In a number of cases,[24] we have held that when there are two or more mitigating circumstances and no aggravating circumstance but the imposable penalties are indivisible in nature, the court cannot proceed by analogy with the provisions of paragraph 5 of Article 64 and impose the penalty lower by one degree. Thus, in a parricide case,[25] the trial court imposed the penalty next lower, which is reclusion temporal, applying paragraph 5 of Article 64 since the crime was attended by two mitigating circumstances without any aggravating circumstance.
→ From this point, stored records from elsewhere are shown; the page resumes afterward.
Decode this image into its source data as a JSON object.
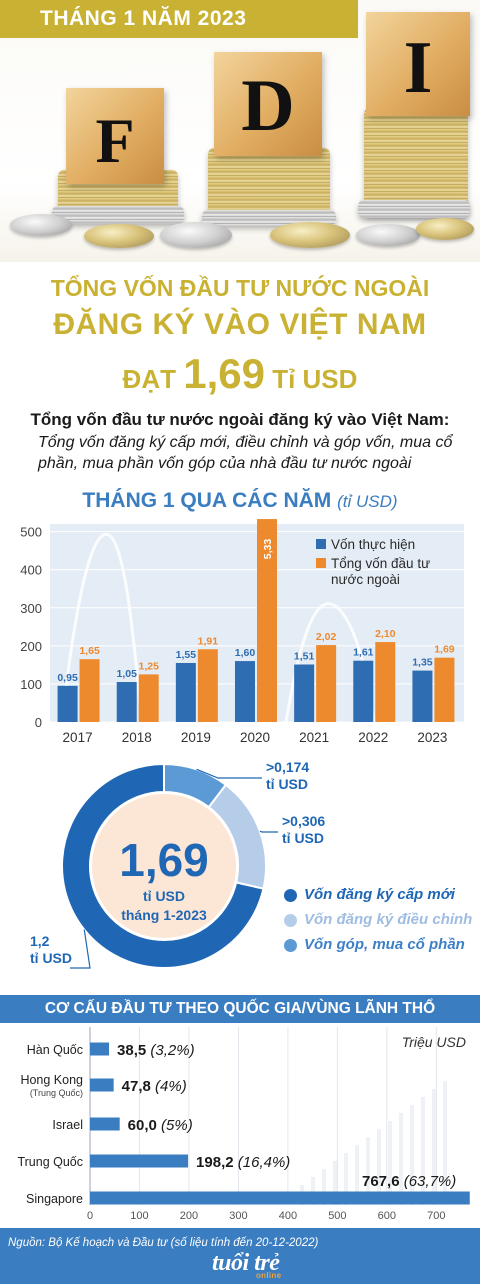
{
  "header": {
    "band_text": "THÁNG 1 NĂM 2023"
  },
  "hero": {
    "letters": [
      "F",
      "D",
      "I"
    ]
  },
  "headline": {
    "line1": "TỔNG VỐN ĐẦU TƯ NƯỚC NGOÀI",
    "line2": "ĐĂNG KÝ VÀO VIỆT NAM",
    "line3_prefix": "ĐẠT",
    "line3_value": "1,69",
    "line3_suffix": "Tỉ USD"
  },
  "definition": {
    "title": "Tổng vốn đầu tư nước ngoài đăng ký vào Việt Nam:",
    "body": "Tổng vốn đăng ký cấp mới, điều chỉnh và góp vốn, mua cổ phần, mua phần vốn góp của nhà đầu tư nước ngoài"
  },
  "colors": {
    "gold": "#c9b233",
    "blue": "#3a7dc0",
    "orange": "#ee8a2e",
    "navy_bar": "#2f6db3",
    "donut_dark": "#1f67b5",
    "donut_light": "#b6cdea",
    "donut_mid": "#5c9ad6",
    "donut_center": "#fce6d6"
  },
  "chart_data": [
    {
      "type": "bar",
      "title": "THÁNG 1 QUA CÁC NĂM",
      "unit": "(tỉ USD)",
      "categories": [
        "2017",
        "2018",
        "2019",
        "2020",
        "2021",
        "2022",
        "2023"
      ],
      "series": [
        {
          "name": "Vốn thực hiện",
          "values": [
            0.95,
            1.05,
            1.55,
            1.6,
            1.51,
            1.61,
            1.35
          ],
          "labels": [
            "0,95",
            "1,05",
            "1,55",
            "1,60",
            "1,51",
            "1,61",
            "1,35"
          ]
        },
        {
          "name": "Tổng vốn đầu tư nước ngoài",
          "values": [
            1.65,
            1.25,
            1.91,
            5.33,
            2.02,
            2.1,
            1.69
          ],
          "labels": [
            "1,65",
            "1,25",
            "1,91",
            "5,33",
            "2,02",
            "2,10",
            "1,69"
          ]
        }
      ],
      "yticks": [
        "0",
        "100",
        "200",
        "300",
        "400",
        "500"
      ],
      "ylim": [
        0,
        5.2
      ],
      "legend": "top-right",
      "grid": true
    },
    {
      "type": "pie",
      "center_value": "1,69",
      "center_label_1": "tỉ USD",
      "center_label_2": "tháng 1-2023",
      "slices": [
        {
          "name": "Vốn đăng ký cấp mới",
          "value": 1.2,
          "label_1": "1,2",
          "label_2": "tỉ USD"
        },
        {
          "name": "Vốn đăng ký điều chỉnh",
          "value": 0.306,
          "label_1": ">0,306",
          "label_2": "tỉ USD"
        },
        {
          "name": "Vốn góp, mua cổ phần",
          "value": 0.174,
          "label_1": ">0,174",
          "label_2": "tỉ USD"
        }
      ],
      "legend": "right"
    },
    {
      "type": "bar",
      "orientation": "horizontal",
      "title": "CƠ CẤU ĐẦU TƯ THEO QUỐC GIA/VÙNG LÃNH THỔ",
      "unit": "Triệu USD",
      "categories": [
        {
          "name": "Hàn Quốc",
          "sub": ""
        },
        {
          "name": "Hong Kong",
          "sub": "(Trung Quốc)"
        },
        {
          "name": "Israel",
          "sub": ""
        },
        {
          "name": "Trung Quốc",
          "sub": ""
        },
        {
          "name": "Singapore",
          "sub": ""
        }
      ],
      "values": [
        38.5,
        47.8,
        60.0,
        198.2,
        767.6
      ],
      "value_labels": [
        "38,5",
        "47,8",
        "60,0",
        "198,2",
        "767,6"
      ],
      "share_labels": [
        "(3,2%)",
        "(4%)",
        "(5%)",
        "(16,4%)",
        "(63,7%)"
      ],
      "xticks": [
        "0",
        "100",
        "200",
        "300",
        "400",
        "500",
        "600",
        "700"
      ],
      "xlim": [
        0,
        760
      ]
    }
  ],
  "footer": {
    "source": "Nguồn: Bộ Kế hoạch và Đầu tư (số liệu tính đến 20-12-2022)",
    "logo_main": "tuổi trẻ",
    "logo_sub": "online"
  }
}
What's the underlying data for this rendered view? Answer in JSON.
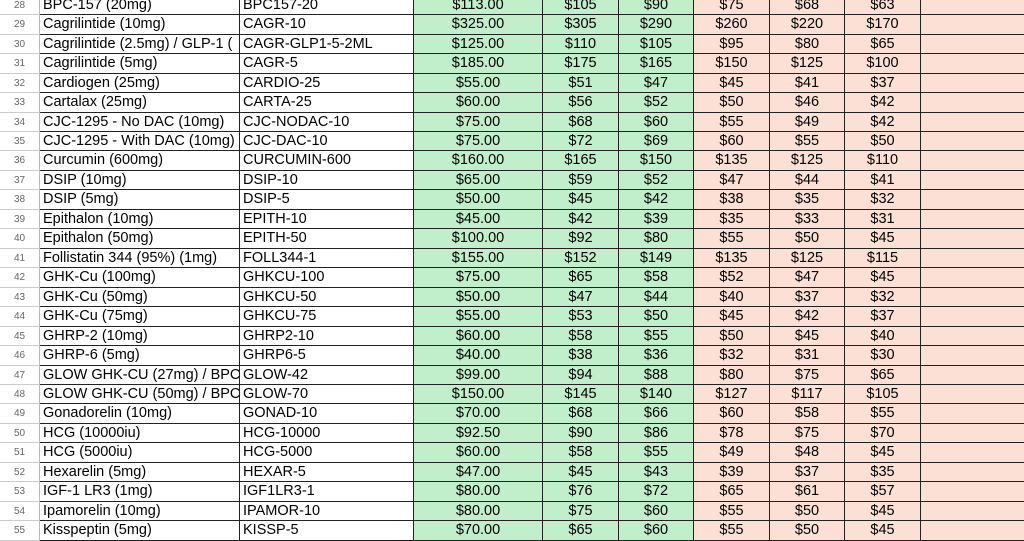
{
  "colors": {
    "green_fill": "#c2efcb",
    "pink_fill": "#fce0d5",
    "grid": "#222222"
  },
  "rows": [
    [
      "28",
      "BPC-157 (20mg)",
      "BPC157-20",
      "$113.00",
      "$105",
      "$90",
      "$75",
      "$68",
      "$63"
    ],
    [
      "29",
      "Cagrilintide (10mg)",
      "CAGR-10",
      "$325.00",
      "$305",
      "$290",
      "$260",
      "$220",
      "$170"
    ],
    [
      "30",
      "Cagrilintide (2.5mg) / GLP-1 (",
      "CAGR-GLP1-5-2ML",
      "$125.00",
      "$110",
      "$105",
      "$95",
      "$80",
      "$65"
    ],
    [
      "31",
      "Cagrilintide (5mg)",
      "CAGR-5",
      "$185.00",
      "$175",
      "$165",
      "$150",
      "$125",
      "$100"
    ],
    [
      "32",
      "Cardiogen (25mg)",
      "CARDIO-25",
      "$55.00",
      "$51",
      "$47",
      "$45",
      "$41",
      "$37"
    ],
    [
      "33",
      "Cartalax (25mg)",
      "CARTA-25",
      "$60.00",
      "$56",
      "$52",
      "$50",
      "$46",
      "$42"
    ],
    [
      "34",
      "CJC-1295 - No DAC (10mg)",
      "CJC-NODAC-10",
      "$75.00",
      "$68",
      "$60",
      "$55",
      "$49",
      "$42"
    ],
    [
      "35",
      "CJC-1295 - With DAC (10mg)",
      "CJC-DAC-10",
      "$75.00",
      "$72",
      "$69",
      "$60",
      "$55",
      "$50"
    ],
    [
      "36",
      "Curcumin (600mg)",
      "CURCUMIN-600",
      "$160.00",
      "$165",
      "$150",
      "$135",
      "$125",
      "$110"
    ],
    [
      "37",
      "DSIP (10mg)",
      "DSIP-10",
      "$65.00",
      "$59",
      "$52",
      "$47",
      "$44",
      "$41"
    ],
    [
      "38",
      "DSIP (5mg)",
      "DSIP-5",
      "$50.00",
      "$45",
      "$42",
      "$38",
      "$35",
      "$32"
    ],
    [
      "39",
      "Epithalon (10mg)",
      "EPITH-10",
      "$45.00",
      "$42",
      "$39",
      "$35",
      "$33",
      "$31"
    ],
    [
      "40",
      "Epithalon (50mg)",
      "EPITH-50",
      "$100.00",
      "$92",
      "$80",
      "$55",
      "$50",
      "$45"
    ],
    [
      "41",
      "Follistatin 344 (95%) (1mg)",
      "FOLL344-1",
      "$155.00",
      "$152",
      "$149",
      "$135",
      "$125",
      "$115"
    ],
    [
      "42",
      "GHK-Cu (100mg)",
      "GHKCU-100",
      "$75.00",
      "$65",
      "$58",
      "$52",
      "$47",
      "$45"
    ],
    [
      "43",
      "GHK-Cu (50mg)",
      "GHKCU-50",
      "$50.00",
      "$47",
      "$44",
      "$40",
      "$37",
      "$32"
    ],
    [
      "44",
      "GHK-Cu (75mg)",
      "GHKCU-75",
      "$55.00",
      "$53",
      "$50",
      "$45",
      "$42",
      "$37"
    ],
    [
      "45",
      "GHRP-2 (10mg)",
      "GHRP2-10",
      "$60.00",
      "$58",
      "$55",
      "$50",
      "$45",
      "$40"
    ],
    [
      "46",
      "GHRP-6 (5mg)",
      "GHRP6-5",
      "$40.00",
      "$38",
      "$36",
      "$32",
      "$31",
      "$30"
    ],
    [
      "47",
      "GLOW GHK-CU (27mg) / BPC",
      "GLOW-42",
      "$99.00",
      "$94",
      "$88",
      "$80",
      "$75",
      "$65"
    ],
    [
      "48",
      "GLOW GHK-CU (50mg) / BPC",
      "GLOW-70",
      "$150.00",
      "$145",
      "$140",
      "$127",
      "$117",
      "$105"
    ],
    [
      "49",
      "Gonadorelin (10mg)",
      "GONAD-10",
      "$70.00",
      "$68",
      "$66",
      "$60",
      "$58",
      "$55"
    ],
    [
      "50",
      "HCG (10000iu)",
      "HCG-10000",
      "$92.50",
      "$90",
      "$86",
      "$78",
      "$75",
      "$70"
    ],
    [
      "51",
      "HCG (5000iu)",
      "HCG-5000",
      "$60.00",
      "$58",
      "$55",
      "$49",
      "$48",
      "$45"
    ],
    [
      "52",
      "Hexarelin (5mg)",
      "HEXAR-5",
      "$47.00",
      "$45",
      "$43",
      "$39",
      "$37",
      "$35"
    ],
    [
      "53",
      "IGF-1 LR3 (1mg)",
      "IGF1LR3-1",
      "$80.00",
      "$76",
      "$72",
      "$65",
      "$61",
      "$57"
    ],
    [
      "54",
      "Ipamorelin (10mg)",
      "IPAMOR-10",
      "$80.00",
      "$75",
      "$60",
      "$55",
      "$50",
      "$45"
    ],
    [
      "55",
      "Kisspeptin (5mg)",
      "KISSP-5",
      "$70.00",
      "$65",
      "$60",
      "$55",
      "$50",
      "$45"
    ]
  ]
}
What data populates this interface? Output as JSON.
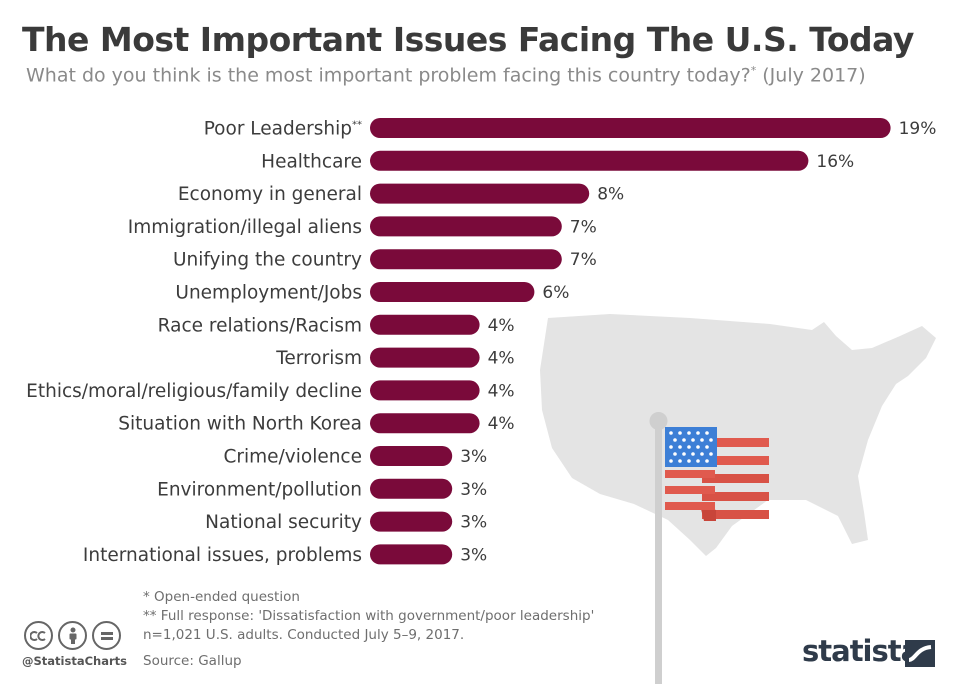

In reversing the decision of the lower court, we ruled that the penalty imposed was not correct since the rule applicable in said case is found in Article 63, and not in Article 64, of the Code.

ACCORDINGLY, on the foregoing considerations demonstrative of the lack of merit of the instant appeal, the assailed judgment of the court a quo is hereby AFFIRMED.


Narvasa, C.J., (Chairman), and Nocon, J., concur.
Padilla, J., on leave.

[1] Original Record, 1.

[2] Ibid., 36.

[3] Ibid., 36 and 43.

[4] Ibid., 46; per Judge Bernardo LL. Salas.

[5] TSN, August 22, 1991, 1.

[6] Original Record, 8.

[7] TSN, April 17, 1991, 2-3, 5; Original Record, 24-25, 27.

[8] TSN, August 30, 1991, 7-8.

[9] Ibid., id., 9.

[10] Accused-Appellant's Brief, 3; Rollo, 25.

[11] Ibid., id., 23.

[12] People vs. Araquel, 106 Phil. 677 (1959).

[13] People vs. Bustos, 45 Phil. 9 (1923); People vs. Alambra, et al., 55 Phil. 578 (1931); People vs. Sabater, et al., 81 SCRA 564 (1978); People vs. Talingdan, et al., 84 SCRA 19 (1978); People vs. Gacho, 124 SCRA 671 (1983).

[14] TSN, August 22, 1991, 2.

[15] Ibid., id., 4.

[16] Ibid., id., 2.

[17] Exhibits 14-A to 14-D; also marked asExhibits A to D.

[18] TSN, August 22, 1991, 2.

[19] Exhibits "A" and "B".

[20] Original Record, 44-45.

[21] People vs. Alanguilang, 52 Phil. 663 (1929); People vs. Guillano, 107 Phil. 1169 (1960).

[22] Appellee's Brief, 6; Rollo, 54.

[23] Id., 9; ibid., 57.

* Although sometimes referred to as a privileged mitigating circumstance, such categorization is inaccurate. A privileged mitigating circumstance inter alia, cannot be offset by an aggravating circumstance. Art. 64 (5) pre­supposes the absence of any aggravating circumstance hence, in the presence thereof, the mitigation provided therein can neither be invoked nor applied.

[24] United States vs. Guevara, 10 Phil. 37 (1908); People vs. Formigones, 87 Phil. 658 (1950); People vs. Borromeo, 133 SCRA 106 (1984).

[25] People vs. Relador, 60 Phil. 593 (1934).